2 rue du Docteur Louis Sanières
Immeuble Les Ponts Jumeaux
31000 TOULOUSE
représentée par Me Mireille BRUN, avocat au barreau de NIMES substituant Maître GARDIER, avocat au barreau de MONTPELLIER
DEFENDEUR:
M. [W] [Z] [C]
né le 06 Décembre 1969 à BENI CHIKER (MAROC)
219 Avenue De La Condamine
Bât C Logt C02- Résidence Les Tarrasses D’Anglas – RDC
30600 VAUVERT
comparant en personne
COMPOSITION DU TRIBUNAL :
Président : Anne GIVAUDAND, juge des contentieux de la protection ou magistrat à titre temporaire exerçant les fonctions de Juge des contentieux de la protection,
Greffier : Stéphanie RODRIGUEZ, lors des débats et de la mise à disposition au greffe.
DÉBATS :
Date de la première évocation : 20 Janvier 2025
Date des Débats : 20 janvier 2025
Date du Délibéré : 10 mars 2025
DÉCISION :
contradictoire, en premier ressort, rendue publiquement par mise à disposition au greffe du tribunal judiciaire de Nîmes, le 10 Mars 2025 en vertu de l’article 450 alinéa 2 du code de procédure civile.
***
Par acte sous seing privé en date du 18 septembre 2019, LA SA PROMOLOGIS a donné en location à usage unique d’habitation à Monsieur [W] [Z] [C] un logement situé Logement C02 résidence Les Terrasses d’Anglas 219 avenue de la Condamine 30600 Vauvert moyennant le paiement d’un loyer mensuel total de 368,90 euros.

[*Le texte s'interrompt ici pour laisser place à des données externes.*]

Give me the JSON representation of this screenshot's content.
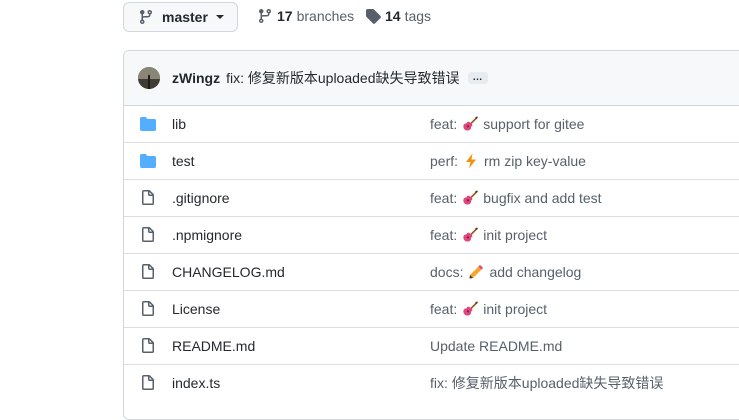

Des loyers demeuraient impayés et le 31 juillet 2024, LA SA PROMOLOGIS faisait délivrer un commandement de payer les loyers et les charges visant la clause résolutoire à son locataire, pour un montant en principal de 1 472, 94 euros.
Par acte de commissaire de justice en date du 20 novembre 2024, LA SA PROMOLOGIS a assigné Monsieur [W] [Z] [C] par devant le Tribunal de céans, pour l’audience du 20 janvier 2025 afin de voir :
CONSTATER la résiliation du bail intervenue de plein droit par le jeu de la clause résolutoire à compter de la décision à intervenir,En conséquence :
ORDONNER son expulsion de corps et de biens ainsi que tout occupant de son chef, si besoin est avec le concours et l’assistance de la force publique,CONDAMNER Monsieur [W] [Z] [C] au paiement à titre provisionnel :De la somme principale de 3 538,33 euros au titre des arriérés de loyers et charges, D’une indemnité d’occupation mensuelle égale au dernier loyer augmenté des charges et en subissant les augmentations légales, de la date de l’assignation au départ effectif des lieux, D’une somme de 800 euros à titre de dommages et intérêt sur le fondement de l’article 1231-6 du code civil,De la somme de 800,00 euros au titre de l’article 700 du Code de Procédure Civile ainsi qu’aux entiers dépens de l’instance.
A l’audience du 20 janvier 2025 la SA PROMOLOGIS, comparante par ministère d’avocat, a maintenu ses demandes et actualisé le montant de la dette locative arrêtée au 07 janvier 2025 à la somme de 2 541,58 euros, échéance du mois de décembre 2024 incluse.
Monsieur [Z] [C], comparant en personne, a reconnu la dette locative dont il est redevable, et a sollicité l’octroi de délais de paiement et la suspension des effets de la clause résolutoire. Il a indiqué être en mesure de régler une somme comprise entre 300 et 400 euros par mois en sus du loyer courant et percevoir une rémunération de 1 200 euros par mois, soulignant avoir repris le paiement des loyers au titre des mois d’octobre, novembre et décembre 2024.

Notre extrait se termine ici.